15.1. Andamento della conflittualità, cause di insorgenza del conflitto e attività della Commissione
L’anno 2018 conferma la significativa diminuzione della conflittualità nel comparto Regioni ed Autonomie Locali. Vi sono state, nel periodo di riferimento, 143 proclamazioni di sciopero (a fronte delle 147 registrate nel 2017, alle 179 del 2016 e alle 202 relative al 2015), prevalentemente a carattere locale, di cui 42 revocate a seguito dell’intervento preventivo della Commissione e/o per composizione della vertenza.

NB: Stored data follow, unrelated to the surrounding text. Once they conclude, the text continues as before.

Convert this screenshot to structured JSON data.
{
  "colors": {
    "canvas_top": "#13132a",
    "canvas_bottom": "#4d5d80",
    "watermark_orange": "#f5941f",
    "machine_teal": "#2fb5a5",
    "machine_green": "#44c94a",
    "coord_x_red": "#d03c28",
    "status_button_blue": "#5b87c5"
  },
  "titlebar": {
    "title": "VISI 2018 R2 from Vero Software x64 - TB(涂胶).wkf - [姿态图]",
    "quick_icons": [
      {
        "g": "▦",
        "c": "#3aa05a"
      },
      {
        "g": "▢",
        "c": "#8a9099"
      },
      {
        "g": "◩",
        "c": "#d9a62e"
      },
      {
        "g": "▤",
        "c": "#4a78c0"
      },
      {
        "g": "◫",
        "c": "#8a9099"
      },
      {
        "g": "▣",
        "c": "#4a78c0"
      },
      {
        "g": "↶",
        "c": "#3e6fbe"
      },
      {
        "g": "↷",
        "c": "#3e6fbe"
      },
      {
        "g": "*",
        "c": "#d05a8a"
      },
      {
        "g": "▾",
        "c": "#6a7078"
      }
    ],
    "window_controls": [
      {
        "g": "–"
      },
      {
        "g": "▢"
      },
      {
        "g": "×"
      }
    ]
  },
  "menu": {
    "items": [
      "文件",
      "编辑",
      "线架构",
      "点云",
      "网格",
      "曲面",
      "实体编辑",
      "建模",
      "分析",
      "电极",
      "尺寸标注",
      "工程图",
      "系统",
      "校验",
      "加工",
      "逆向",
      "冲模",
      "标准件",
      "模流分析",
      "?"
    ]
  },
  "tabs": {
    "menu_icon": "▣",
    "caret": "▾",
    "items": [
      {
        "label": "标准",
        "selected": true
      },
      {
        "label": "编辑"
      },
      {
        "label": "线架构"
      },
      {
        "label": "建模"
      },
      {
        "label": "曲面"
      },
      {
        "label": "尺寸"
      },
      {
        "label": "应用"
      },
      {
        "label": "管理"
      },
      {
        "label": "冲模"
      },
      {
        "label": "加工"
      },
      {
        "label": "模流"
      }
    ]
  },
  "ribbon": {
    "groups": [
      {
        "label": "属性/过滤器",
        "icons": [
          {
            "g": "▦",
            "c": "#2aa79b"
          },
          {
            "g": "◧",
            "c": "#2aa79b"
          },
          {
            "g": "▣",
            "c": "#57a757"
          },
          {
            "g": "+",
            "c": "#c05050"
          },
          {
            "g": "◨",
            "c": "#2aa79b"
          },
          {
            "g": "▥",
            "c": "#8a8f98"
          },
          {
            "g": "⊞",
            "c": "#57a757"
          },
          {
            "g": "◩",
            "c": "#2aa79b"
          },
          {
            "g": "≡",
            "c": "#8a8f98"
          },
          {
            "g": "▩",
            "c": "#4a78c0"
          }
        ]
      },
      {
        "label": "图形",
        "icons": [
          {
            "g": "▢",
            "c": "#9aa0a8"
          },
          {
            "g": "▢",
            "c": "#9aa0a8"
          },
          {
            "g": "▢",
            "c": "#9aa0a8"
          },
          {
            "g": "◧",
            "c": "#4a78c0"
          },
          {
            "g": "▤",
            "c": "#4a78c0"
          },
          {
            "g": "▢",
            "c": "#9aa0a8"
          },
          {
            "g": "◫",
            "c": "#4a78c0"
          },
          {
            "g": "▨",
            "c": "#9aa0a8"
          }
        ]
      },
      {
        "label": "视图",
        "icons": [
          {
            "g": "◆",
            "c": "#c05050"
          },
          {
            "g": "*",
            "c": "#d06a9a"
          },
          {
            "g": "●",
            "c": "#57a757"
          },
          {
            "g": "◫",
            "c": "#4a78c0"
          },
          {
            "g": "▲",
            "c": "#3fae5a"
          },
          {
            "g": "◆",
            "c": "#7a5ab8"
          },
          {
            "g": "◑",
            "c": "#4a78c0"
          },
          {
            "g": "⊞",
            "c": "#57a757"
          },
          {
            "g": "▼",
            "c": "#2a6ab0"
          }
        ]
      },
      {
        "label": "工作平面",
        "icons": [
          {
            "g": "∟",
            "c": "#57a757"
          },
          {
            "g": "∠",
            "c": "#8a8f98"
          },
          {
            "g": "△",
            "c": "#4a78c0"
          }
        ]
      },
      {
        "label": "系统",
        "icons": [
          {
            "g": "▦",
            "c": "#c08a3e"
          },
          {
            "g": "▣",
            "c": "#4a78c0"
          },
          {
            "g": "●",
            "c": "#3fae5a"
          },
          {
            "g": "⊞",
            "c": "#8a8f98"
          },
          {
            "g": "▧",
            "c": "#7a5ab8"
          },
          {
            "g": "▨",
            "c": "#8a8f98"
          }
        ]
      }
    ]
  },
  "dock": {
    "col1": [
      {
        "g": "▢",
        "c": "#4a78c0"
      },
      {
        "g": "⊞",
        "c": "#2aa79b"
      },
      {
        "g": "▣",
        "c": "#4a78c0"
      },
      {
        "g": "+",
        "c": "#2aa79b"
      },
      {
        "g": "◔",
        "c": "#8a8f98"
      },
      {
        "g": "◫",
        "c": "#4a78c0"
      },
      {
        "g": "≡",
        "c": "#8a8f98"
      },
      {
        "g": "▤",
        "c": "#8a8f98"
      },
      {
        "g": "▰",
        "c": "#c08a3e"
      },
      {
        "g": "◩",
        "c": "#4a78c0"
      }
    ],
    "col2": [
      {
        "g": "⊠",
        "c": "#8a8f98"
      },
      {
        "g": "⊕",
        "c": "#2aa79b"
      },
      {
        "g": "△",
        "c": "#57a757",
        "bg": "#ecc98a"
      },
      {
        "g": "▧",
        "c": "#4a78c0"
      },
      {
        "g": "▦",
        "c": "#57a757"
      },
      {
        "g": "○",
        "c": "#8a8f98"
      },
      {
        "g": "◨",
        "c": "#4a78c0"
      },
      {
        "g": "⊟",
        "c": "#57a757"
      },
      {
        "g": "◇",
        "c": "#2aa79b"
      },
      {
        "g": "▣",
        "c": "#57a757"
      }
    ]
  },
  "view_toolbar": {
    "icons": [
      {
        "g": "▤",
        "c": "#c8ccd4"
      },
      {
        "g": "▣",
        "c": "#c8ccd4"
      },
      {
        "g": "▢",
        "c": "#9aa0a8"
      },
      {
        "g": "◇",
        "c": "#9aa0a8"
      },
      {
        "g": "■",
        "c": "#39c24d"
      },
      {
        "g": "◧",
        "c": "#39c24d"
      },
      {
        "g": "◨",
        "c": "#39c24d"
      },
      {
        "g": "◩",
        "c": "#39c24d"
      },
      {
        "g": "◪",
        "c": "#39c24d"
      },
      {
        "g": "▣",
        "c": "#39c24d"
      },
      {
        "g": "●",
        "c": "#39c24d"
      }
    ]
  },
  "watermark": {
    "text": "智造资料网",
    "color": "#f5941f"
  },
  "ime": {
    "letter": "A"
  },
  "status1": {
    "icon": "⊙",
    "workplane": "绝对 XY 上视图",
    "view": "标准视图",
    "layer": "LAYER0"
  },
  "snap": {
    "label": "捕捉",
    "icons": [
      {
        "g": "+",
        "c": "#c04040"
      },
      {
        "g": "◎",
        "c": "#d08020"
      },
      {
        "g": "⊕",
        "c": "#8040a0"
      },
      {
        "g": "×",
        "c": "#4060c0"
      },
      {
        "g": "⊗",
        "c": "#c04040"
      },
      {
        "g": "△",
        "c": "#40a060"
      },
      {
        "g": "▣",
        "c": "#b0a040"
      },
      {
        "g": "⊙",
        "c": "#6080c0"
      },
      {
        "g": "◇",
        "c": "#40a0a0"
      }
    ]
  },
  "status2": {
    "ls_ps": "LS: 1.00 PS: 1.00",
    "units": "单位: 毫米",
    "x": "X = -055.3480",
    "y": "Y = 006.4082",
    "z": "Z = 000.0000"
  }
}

Lazio, Lombardia e Toscana sono le Regioni che hanno registrato una più elevata conflittualità, mentre Sardegna, Sicilia e Piemonte sono i territori dove vi è una minore propensione all’utilizzo dello sciopero quale strumento di risoluzione delle vertenze.
L’effettuazione di tali scioperi non ha causato evidenti disagi e disservizi per l’utenza, sia perché gli stessi, in molti casi, sono stati proclamati con la garanzia delle prestazioni indispensabili, sia perché la Commissione di garanzia, attraverso lo strumento preventivo di cui all’art. 13, lett. d), della legge n. 146 del 1990, ha tempestivamente segnalato alle Organizzazioni sindacali interessate eventuali violazioni, consentendo la revoca o la corretta riproclamazione delle astensioni stesse.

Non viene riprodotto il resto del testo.